Public Works Committee members Andy Leahy, Cindy Manestar, Keith Robertson and Maureen Saunders approved a motion Wednesday to send a proposal to planning and zoning to allow food trucks, with regulations.

City planner Ellen Rottjakob said the city has had requests for food trucks, and so far they’ve been handled with a special use permit.

“The increased demand for food trucks in communites is something that’s been in the news,” she said. “Communities that surround us have taken action and our current ordinance does not really provide much guidance.”

She said the planning and zoning commision has asked for a draft of regulations, and city staff thought it would be helpful to have some direction from the public works commission if food trucks are even desired.

“Creve Coeur and Maplewood have banned them because they feel they are unfair competition to brick and mortar businesses,” she said. She also said there are good examples from cities that have allowed them.

Rottjakob said a food truck owner has requested to operate at the Brentwood Forest pool, and another one has asked to operate year-round at the Promenade.

The discussion centered around different types of vendors already in Brentwood. Leahy mentioned ice cream vendors that drive through neighborhoods and food trucks at venues such as Brentwood Days and the St. Mary Magdalen carnival as examples.
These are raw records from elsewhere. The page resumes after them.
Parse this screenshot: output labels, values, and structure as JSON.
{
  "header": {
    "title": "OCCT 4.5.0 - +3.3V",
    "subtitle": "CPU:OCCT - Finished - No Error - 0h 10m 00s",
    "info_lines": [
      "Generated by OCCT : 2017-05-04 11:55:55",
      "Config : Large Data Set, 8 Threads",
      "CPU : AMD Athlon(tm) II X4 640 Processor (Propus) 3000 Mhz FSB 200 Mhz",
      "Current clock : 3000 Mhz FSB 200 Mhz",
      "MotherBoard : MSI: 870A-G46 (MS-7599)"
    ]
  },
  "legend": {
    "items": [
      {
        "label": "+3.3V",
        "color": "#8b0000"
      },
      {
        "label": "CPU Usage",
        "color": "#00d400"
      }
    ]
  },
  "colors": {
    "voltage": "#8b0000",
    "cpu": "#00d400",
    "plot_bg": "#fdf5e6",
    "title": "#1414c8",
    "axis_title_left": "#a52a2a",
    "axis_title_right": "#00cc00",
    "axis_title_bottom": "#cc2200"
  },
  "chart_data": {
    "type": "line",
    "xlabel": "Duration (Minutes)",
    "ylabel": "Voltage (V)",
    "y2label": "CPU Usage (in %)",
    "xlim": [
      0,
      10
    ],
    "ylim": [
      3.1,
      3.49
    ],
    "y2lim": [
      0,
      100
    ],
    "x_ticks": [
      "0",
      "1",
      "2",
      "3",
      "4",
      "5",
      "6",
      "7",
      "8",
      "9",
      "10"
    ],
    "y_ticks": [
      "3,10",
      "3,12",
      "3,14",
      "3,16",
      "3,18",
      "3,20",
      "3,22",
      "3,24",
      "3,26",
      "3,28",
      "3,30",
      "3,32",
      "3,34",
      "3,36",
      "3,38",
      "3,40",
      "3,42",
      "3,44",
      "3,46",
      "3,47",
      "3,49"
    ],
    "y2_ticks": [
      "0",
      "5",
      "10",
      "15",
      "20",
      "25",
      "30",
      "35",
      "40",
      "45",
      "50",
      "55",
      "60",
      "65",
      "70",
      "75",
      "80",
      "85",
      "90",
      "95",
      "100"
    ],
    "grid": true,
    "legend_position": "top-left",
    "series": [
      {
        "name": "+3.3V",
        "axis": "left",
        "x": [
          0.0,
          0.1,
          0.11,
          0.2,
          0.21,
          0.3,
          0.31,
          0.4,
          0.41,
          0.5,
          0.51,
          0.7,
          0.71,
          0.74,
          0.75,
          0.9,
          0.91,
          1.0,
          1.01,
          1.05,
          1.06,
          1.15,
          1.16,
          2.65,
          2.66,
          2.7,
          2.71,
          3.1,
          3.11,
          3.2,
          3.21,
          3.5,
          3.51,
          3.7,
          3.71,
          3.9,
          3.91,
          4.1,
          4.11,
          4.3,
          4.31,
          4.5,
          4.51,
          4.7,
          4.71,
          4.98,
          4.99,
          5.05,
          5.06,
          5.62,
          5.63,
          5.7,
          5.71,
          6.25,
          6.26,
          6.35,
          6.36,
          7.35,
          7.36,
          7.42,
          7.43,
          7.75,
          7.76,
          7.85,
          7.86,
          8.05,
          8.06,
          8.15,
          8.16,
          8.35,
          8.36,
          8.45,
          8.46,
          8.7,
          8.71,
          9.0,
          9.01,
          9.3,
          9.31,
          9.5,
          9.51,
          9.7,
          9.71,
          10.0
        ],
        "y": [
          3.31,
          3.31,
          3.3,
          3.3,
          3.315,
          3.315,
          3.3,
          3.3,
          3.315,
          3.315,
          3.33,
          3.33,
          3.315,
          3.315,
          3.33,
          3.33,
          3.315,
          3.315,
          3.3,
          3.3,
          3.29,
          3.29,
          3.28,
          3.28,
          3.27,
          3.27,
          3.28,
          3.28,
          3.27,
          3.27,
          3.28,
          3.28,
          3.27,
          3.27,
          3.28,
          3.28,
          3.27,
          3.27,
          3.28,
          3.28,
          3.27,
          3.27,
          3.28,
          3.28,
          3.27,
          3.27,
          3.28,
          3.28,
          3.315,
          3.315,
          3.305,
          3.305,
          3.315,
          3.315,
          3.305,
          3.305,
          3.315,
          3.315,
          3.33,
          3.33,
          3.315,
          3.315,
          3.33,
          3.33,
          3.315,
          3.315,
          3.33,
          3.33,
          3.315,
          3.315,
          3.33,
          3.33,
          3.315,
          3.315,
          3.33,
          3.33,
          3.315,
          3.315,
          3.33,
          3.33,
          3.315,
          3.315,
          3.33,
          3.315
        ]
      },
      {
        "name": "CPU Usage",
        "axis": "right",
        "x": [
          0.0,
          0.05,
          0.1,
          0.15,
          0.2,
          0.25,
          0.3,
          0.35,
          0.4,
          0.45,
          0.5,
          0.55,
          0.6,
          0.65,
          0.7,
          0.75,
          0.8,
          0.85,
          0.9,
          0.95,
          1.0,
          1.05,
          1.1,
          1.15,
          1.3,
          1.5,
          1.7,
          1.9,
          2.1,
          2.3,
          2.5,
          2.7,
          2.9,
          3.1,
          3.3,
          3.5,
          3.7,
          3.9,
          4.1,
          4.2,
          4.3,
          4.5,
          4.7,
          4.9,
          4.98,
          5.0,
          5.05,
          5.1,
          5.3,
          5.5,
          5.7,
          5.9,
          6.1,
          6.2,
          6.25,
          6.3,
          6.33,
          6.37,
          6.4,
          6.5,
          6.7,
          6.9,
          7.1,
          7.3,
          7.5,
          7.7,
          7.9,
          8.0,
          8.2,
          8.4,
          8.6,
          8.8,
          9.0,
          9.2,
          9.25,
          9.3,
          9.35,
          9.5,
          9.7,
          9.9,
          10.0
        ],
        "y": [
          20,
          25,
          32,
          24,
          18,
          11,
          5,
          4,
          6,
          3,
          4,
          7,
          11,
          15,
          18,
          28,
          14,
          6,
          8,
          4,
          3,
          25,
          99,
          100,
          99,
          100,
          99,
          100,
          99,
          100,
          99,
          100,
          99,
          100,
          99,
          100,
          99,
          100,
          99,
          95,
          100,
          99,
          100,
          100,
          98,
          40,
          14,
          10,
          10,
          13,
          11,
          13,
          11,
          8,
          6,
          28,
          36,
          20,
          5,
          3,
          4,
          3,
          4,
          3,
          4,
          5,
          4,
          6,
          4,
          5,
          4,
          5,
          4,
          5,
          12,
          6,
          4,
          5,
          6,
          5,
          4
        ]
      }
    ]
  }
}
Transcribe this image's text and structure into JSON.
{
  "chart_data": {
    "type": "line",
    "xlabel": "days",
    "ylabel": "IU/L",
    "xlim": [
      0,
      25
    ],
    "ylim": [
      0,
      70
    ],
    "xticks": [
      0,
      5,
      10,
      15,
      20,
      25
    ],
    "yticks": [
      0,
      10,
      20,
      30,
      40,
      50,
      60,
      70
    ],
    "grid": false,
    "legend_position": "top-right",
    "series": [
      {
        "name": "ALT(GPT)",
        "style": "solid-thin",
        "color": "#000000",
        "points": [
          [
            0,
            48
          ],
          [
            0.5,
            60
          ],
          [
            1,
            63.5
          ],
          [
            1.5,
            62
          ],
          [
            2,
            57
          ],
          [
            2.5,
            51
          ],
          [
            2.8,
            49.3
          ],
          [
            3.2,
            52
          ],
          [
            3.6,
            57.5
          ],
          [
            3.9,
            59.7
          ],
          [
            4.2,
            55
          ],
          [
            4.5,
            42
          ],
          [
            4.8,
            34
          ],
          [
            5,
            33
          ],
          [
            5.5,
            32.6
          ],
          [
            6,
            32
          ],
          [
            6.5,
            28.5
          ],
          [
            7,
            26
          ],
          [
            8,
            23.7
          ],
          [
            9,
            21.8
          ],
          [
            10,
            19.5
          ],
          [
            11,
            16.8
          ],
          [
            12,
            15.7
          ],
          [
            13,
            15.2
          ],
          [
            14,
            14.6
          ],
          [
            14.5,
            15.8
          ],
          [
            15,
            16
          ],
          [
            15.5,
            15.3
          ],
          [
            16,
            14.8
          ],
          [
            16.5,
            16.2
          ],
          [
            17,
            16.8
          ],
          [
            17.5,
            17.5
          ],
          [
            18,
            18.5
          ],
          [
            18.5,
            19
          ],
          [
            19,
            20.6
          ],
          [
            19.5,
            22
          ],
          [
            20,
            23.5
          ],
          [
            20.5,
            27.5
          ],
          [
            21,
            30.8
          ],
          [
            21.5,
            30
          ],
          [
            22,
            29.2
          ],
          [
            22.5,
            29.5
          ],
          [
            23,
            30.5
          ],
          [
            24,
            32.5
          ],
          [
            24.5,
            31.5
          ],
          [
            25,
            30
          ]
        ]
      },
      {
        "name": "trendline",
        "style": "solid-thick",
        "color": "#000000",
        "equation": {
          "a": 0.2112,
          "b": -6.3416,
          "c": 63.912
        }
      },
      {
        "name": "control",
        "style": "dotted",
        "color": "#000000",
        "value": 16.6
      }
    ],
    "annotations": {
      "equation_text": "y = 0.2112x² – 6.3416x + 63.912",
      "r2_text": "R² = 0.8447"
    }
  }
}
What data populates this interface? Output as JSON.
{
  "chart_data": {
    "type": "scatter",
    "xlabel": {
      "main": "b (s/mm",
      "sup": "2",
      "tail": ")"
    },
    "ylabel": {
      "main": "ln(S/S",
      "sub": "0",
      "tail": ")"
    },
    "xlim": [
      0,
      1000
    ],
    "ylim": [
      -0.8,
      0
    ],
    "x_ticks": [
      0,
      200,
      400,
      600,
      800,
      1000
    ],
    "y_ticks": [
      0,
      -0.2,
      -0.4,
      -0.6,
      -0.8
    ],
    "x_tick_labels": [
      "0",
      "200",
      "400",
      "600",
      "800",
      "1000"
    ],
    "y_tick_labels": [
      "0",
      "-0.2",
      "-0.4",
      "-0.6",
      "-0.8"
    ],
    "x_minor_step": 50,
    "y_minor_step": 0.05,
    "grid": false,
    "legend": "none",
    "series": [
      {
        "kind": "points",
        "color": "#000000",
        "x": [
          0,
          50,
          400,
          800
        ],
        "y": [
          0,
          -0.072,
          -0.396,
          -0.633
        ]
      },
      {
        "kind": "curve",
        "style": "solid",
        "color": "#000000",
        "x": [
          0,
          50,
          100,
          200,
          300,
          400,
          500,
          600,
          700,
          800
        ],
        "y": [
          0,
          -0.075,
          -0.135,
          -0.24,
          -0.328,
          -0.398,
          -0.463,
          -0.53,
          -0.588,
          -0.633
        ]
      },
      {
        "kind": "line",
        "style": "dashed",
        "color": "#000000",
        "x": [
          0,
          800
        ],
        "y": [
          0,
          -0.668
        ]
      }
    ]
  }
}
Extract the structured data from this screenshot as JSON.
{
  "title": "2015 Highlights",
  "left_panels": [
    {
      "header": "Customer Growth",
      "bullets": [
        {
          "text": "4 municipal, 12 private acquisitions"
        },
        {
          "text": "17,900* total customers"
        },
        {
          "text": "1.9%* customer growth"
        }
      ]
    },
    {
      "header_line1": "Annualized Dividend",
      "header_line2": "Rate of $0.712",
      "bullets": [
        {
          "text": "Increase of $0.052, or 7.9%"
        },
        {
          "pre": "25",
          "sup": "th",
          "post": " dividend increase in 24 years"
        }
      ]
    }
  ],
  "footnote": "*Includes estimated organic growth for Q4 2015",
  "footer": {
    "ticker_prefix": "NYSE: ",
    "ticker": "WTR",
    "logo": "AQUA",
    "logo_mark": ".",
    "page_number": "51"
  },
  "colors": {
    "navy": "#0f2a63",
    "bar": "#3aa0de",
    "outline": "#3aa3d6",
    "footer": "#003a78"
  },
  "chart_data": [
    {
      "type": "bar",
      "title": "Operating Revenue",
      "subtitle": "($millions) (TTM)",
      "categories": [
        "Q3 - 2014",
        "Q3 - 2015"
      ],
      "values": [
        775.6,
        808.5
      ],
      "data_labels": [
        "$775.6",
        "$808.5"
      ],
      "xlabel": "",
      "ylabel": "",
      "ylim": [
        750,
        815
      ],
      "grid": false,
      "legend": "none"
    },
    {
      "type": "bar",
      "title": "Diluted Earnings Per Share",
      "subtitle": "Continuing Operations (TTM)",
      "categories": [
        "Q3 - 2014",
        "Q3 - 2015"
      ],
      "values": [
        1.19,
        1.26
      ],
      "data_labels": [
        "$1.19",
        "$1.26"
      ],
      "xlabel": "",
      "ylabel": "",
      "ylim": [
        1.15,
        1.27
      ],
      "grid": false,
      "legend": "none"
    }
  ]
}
Rottjakob said the owner of the Promenade could decide to allow food trucks onto the parking lot regardless what a store might want, as long as a truck followed city regulations. They agreed that Trader Joe’s would not want one parked in front of its store, but Rottjakob said that’s just where a food truck might like to operate.

“As they draft something, if they’ll at least pay attention to the exceptions, so that we don’t end up really messing up ourselves unintentionally,” Leahy said.

After a little more than 10 minutes of discussion the committee voted unanimously for city staff to draft regulations, to be considered at the next planning and zoning meeting.